Not enough CYF Social Workers registered

Not enough social workers working for Child Youth and Family are registered, says National’s Associate Welfare spokeswoman, Anne Tolley.

“Registration of CYF social workers with the Social Workers Registration Board is well behind forecasts.”

Figures obtained by Mrs Tolley show just 30% of CYF field social workers are registered with the board.

“CYF has failed to deliver on the Government’s promise that ‘New Zealanders are entitled to know that social workers are competent and practice safely, that poor social work will not be tolerated, and that people will be held accountable in this profession’”, says Mrs Tolley.

“New Zealanders must have confidence that frontline social workers are qualified to assess and protect our most vulnerable children.

“Ruth Dyson needs to ask herself why more CYF workers are not getting registered.

“The Social Workers Registration Board itself was counting on 660 registrations just to pay the bills last year. They fell short by 300 and the Government had to bail them out with an extra $200 thousand in grants.

“The Labour Government is failing the public and its own staff by not keeping their promises to professionalise social workers.”


Attached: Parliamentary Question 19514 (2006)

19514 (2006).
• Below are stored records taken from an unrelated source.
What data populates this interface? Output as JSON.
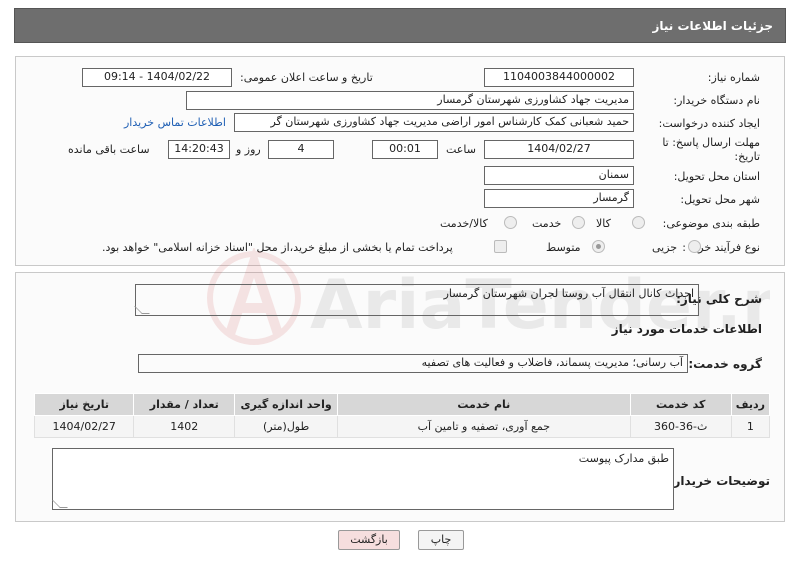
{
  "header": {
    "title": "جزئیات اطلاعات نیاز"
  },
  "form": {
    "need_number": {
      "label": "شماره نیاز:",
      "value": "1104003844000002"
    },
    "announce_datetime": {
      "label": "تاریخ و ساعت اعلان عمومی:",
      "value": "1404/02/22 - 09:14"
    },
    "buyer_org": {
      "label": "نام دستگاه خریدار:",
      "value": "مدیریت جهاد کشاورزی شهرستان گرمسار"
    },
    "requester": {
      "label": "ایجاد کننده درخواست:",
      "value": "حمید شعبانی کمک کارشناس امور اراضی مدیریت جهاد کشاورزی شهرستان گر",
      "contact_link": "اطلاعات تماس خریدار"
    },
    "deadline": {
      "label": "مهلت ارسال پاسخ: تا تاریخ:",
      "date": "1404/02/27",
      "time_label": "ساعت",
      "time": "00:01",
      "days": "4",
      "days_label": "روز و",
      "remaining": "14:20:43",
      "remaining_label": "ساعت باقی مانده"
    },
    "province": {
      "label": "استان محل تحویل:",
      "value": "سمنان"
    },
    "city": {
      "label": "شهر محل تحویل:",
      "value": "گرمسار"
    },
    "category": {
      "label": "طبقه بندی موضوعی:",
      "options": [
        {
          "label": "کالا",
          "selected": false
        },
        {
          "label": "خدمت",
          "selected": false
        },
        {
          "label": "کالا/خدمت",
          "selected": false
        }
      ]
    },
    "purchase_type": {
      "label": "نوع فرآیند خرید :",
      "options": [
        {
          "label": "جزیی",
          "selected": false
        },
        {
          "label": "متوسط",
          "selected": true
        }
      ],
      "payment_note": "پرداخت تمام یا بخشی از مبلغ خرید،از محل \"اسناد خزانه اسلامی\" خواهد بود."
    }
  },
  "details": {
    "general_desc_label": "شرح کلی نیاز:",
    "general_desc": "احداث کانال انتقال آب روستا لجران شهرستان گرمسار",
    "services_title": "اطلاعات خدمات مورد نیاز",
    "service_group_label": "گروه خدمت:",
    "service_group": "آب رسانی؛ مدیریت پسماند، فاضلاب و فعالیت های تصفیه",
    "table": {
      "headers": [
        "ردیف",
        "کد خدمت",
        "نام خدمت",
        "واحد اندازه گیری",
        "تعداد / مقدار",
        "تاریخ نیاز"
      ],
      "rows": [
        [
          "1",
          "ث-36-360",
          "جمع آوری، تصفیه و تامین آب",
          "طول(متر)",
          "1402",
          "1404/02/27"
        ]
      ]
    },
    "buyer_notes_label": "توضیحات خریدار:",
    "buyer_notes": "طبق مدارک پیوست"
  },
  "buttons": {
    "print": "چاپ",
    "back": "بازگشت"
  },
  "watermark": {
    "text": "AriaTender.neT"
  },
  "colors": {
    "header_bg": "#6e6e6e",
    "link": "#1f5fb4",
    "back_button": "#f6dede",
    "table_header": "#d7d7d7"
  }
}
Anne Tolley to the Associate Minister for Social Development and Employment (07 Dec 2006): What percentage of all CYF social workers are currently registered with the Social Workers Registration Board, broken down by classification of social worker?

Hon Ruth Dyson (Associate Minister for Social Development and Employment) replied: I am advised that as at the end of October 2006 there were 1,283 permanent social workers employed by Child, Youth and Family in the Field Social Work Line, residences and adoptions, of which 383 (30 percent) were registered with the Social Workers Registration Board.

As at the end of October 2006, 24 percent of Child, Youth and Family social workers were registered with the Board, 53 percent of Child, Youth and Family senior practitioners were registered, and 40 percent of Child, Youth and Family supervisors were registered.

In addition to the above, Child, Youth and Family has a further 84 registered social workers who are employed in areas such as the Chief Social Workers Office, social work training, social work quality assurance and service development.

I am advised that Child, Youth and Family does not forecast for the registration of supervisors.

This is also my reply to written parliamentary questions 19515 and 19516 (2006).